The obvious objection is that experienced captain-led squads are legitimate strategy, not evidence of inequality — and that combining veteran leadership with emerging talent is sound football thinking regardless of budget. That is true, as far as it goes. Veteran captains add genuine value. Harmanpreet Kaur's presence is not a problem. The problem is when mentorship is the primary mechanism rather than one layer within a broader formal support structure. The distinction matters: a well-funded programme uses veteran leadership on top of dedicated preparation infrastructure. An underfunded one uses it instead of that infrastructure. India's squad framing — 'experienced help' as the integration tool for new players — reads like the second model, not the first. Sound strategy and structural inequality are not mutually exclusive, and conflating them lets the funding gap go unnamed.

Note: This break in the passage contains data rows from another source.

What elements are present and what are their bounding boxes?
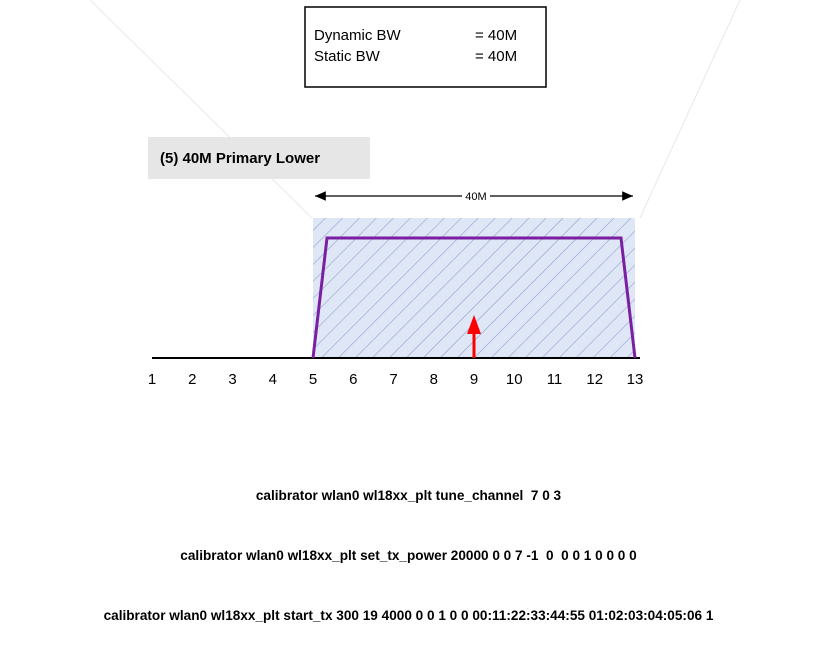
channel-tick-label: 5 <box>309 371 317 388</box>
command-line-set-tx-power: calibrator wlan0 wl18xx_plt set_tx_power… <box>180 548 637 563</box>
dynamic-bw-value: = 40M <box>475 27 517 44</box>
channel-tick-label: 11 <box>547 371 563 388</box>
channel-tick-label: 13 <box>627 371 644 388</box>
channel-tick-label: 9 <box>470 371 478 388</box>
channel-tick-label: 3 <box>228 371 236 388</box>
channel-tick-label: 12 <box>586 371 603 388</box>
mode-title-text: (5) 40M Primary Lower <box>160 150 320 167</box>
static-bw-label: Static BW <box>314 48 381 65</box>
static-bw-value: = 40M <box>475 48 517 65</box>
primary-channel-arrow <box>467 315 481 358</box>
background-guide-lines <box>89 0 741 219</box>
channel-tick-label: 1 <box>148 371 156 388</box>
channel-diagram: Dynamic BW = 40M Static BW = 40M (5) 40M… <box>89 0 741 388</box>
channel-tick-label: 7 <box>389 371 397 388</box>
command-line-start-tx: calibrator wlan0 wl18xx_plt start_tx 300… <box>103 608 714 623</box>
channel-tick-labels: 1 2 3 4 5 6 7 8 9 10 11 12 13 <box>148 371 644 388</box>
channel-tick-label: 2 <box>188 371 196 388</box>
channel-tick-label: 8 <box>430 371 438 388</box>
channel-tick-label: 10 <box>506 371 523 388</box>
signal-spectrum <box>311 236 637 359</box>
dynamic-bw-label: Dynamic BW <box>314 27 402 44</box>
channel-tick-label: 6 <box>349 371 357 388</box>
span-label: 40M <box>465 191 486 203</box>
bw-info-box: Dynamic BW = 40M Static BW = 40M <box>304 6 547 88</box>
primary-arrow-head <box>467 315 481 334</box>
channel-tick-label: 4 <box>269 371 277 388</box>
bandwidth-span: 40M <box>315 189 633 203</box>
command-line-tune-channel: calibrator wlan0 wl18xx_plt tune_channel… <box>255 488 562 503</box>
mode-title: (5) 40M Primary Lower <box>148 137 370 179</box>
command-lines: calibrator wlan0 wl18xx_plt tune_channel… <box>0 446 817 646</box>
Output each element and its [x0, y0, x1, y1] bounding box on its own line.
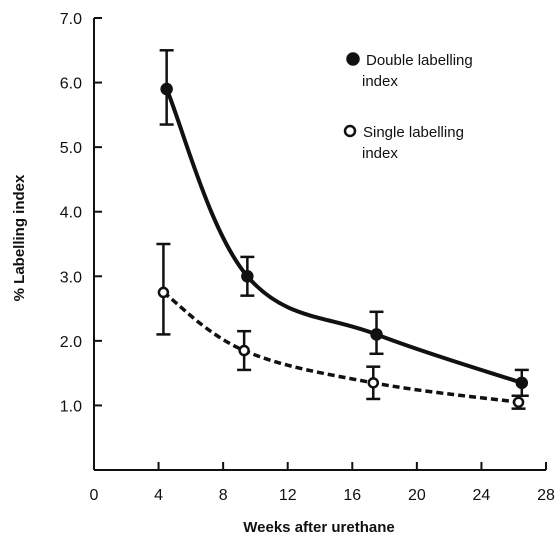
- legend-marker-double: [346, 52, 360, 66]
- series-single: [156, 242, 526, 410]
- data-point: [241, 270, 254, 283]
- y-tick-label: 2.0: [60, 334, 82, 351]
- x-tick-label: 24: [473, 487, 491, 504]
- legend-label-double: Double labelling index: [362, 52, 477, 90]
- x-tick-label: 12: [279, 487, 297, 504]
- x-tick-label: 4: [154, 487, 163, 504]
- data-point: [515, 376, 529, 390]
- data-point: [157, 286, 170, 299]
- series-layer: [156, 49, 529, 410]
- y-tick-label: 1.0: [60, 398, 82, 415]
- axes: [93, 18, 546, 471]
- x-tick-label: 20: [408, 487, 426, 504]
- data-point: [238, 344, 250, 357]
- data-point: [160, 82, 173, 96]
- y-tick-label: 6.0: [60, 76, 82, 93]
- single-curve-line: [162, 291, 519, 404]
- y-axis-title: % Labelling index: [11, 174, 28, 301]
- x-ticks: 0 4 8 12 16 20 24 28: [90, 462, 555, 504]
- y-ticks: 1.0 2.0 3.0 4.0 5.0 6.0 7.0: [60, 11, 102, 415]
- data-point: [512, 396, 525, 408]
- x-tick-label: 0: [90, 487, 99, 504]
- y-tick-label: 3.0: [60, 269, 82, 286]
- y-tick-label: 4.0: [60, 205, 82, 222]
- y-tick-label: 5.0: [60, 140, 82, 157]
- legend-label-single: Single labelling index: [362, 124, 468, 162]
- data-point: [367, 377, 380, 389]
- y-tick-label: 7.0: [60, 11, 82, 28]
- x-tick-label: 28: [537, 487, 555, 504]
- x-tick-label: 16: [343, 487, 361, 504]
- legend: Double labelling index Single labelling …: [343, 52, 477, 162]
- legend-marker-single: [343, 124, 357, 138]
- x-tick-label: 8: [219, 487, 228, 504]
- series-double: [159, 49, 529, 397]
- data-point: [370, 328, 383, 341]
- double-curve-line: [164, 87, 524, 385]
- x-axis-title: Weeks after urethane: [243, 519, 394, 536]
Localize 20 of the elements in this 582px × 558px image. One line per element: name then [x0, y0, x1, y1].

What the 2026 tournament should force into the open

We are not arguing that Harmanpreet Kaur should not captain this side. We are arguing that her captaincy should not have to substitute for a preparation budget. The 2026 tournament will expose, in real competitive time, which nations built their women's squads on formal foundations and which built them on the goodwill of experienced players asked to carry more than their role description warrants. India's women deserve the structural support that matches their ambition. Mentorship bridging an infrastructure gap is a workaround, not a plan — and the 2026 tournament will test the difference at full speed. The federations that treat this squad announcement as a warning sign, rather than a feature, will be the ones building something that lasts beyond the tournament's final whistle.

This article was researched and drafted with AI assistance and reviewed by our editorial team.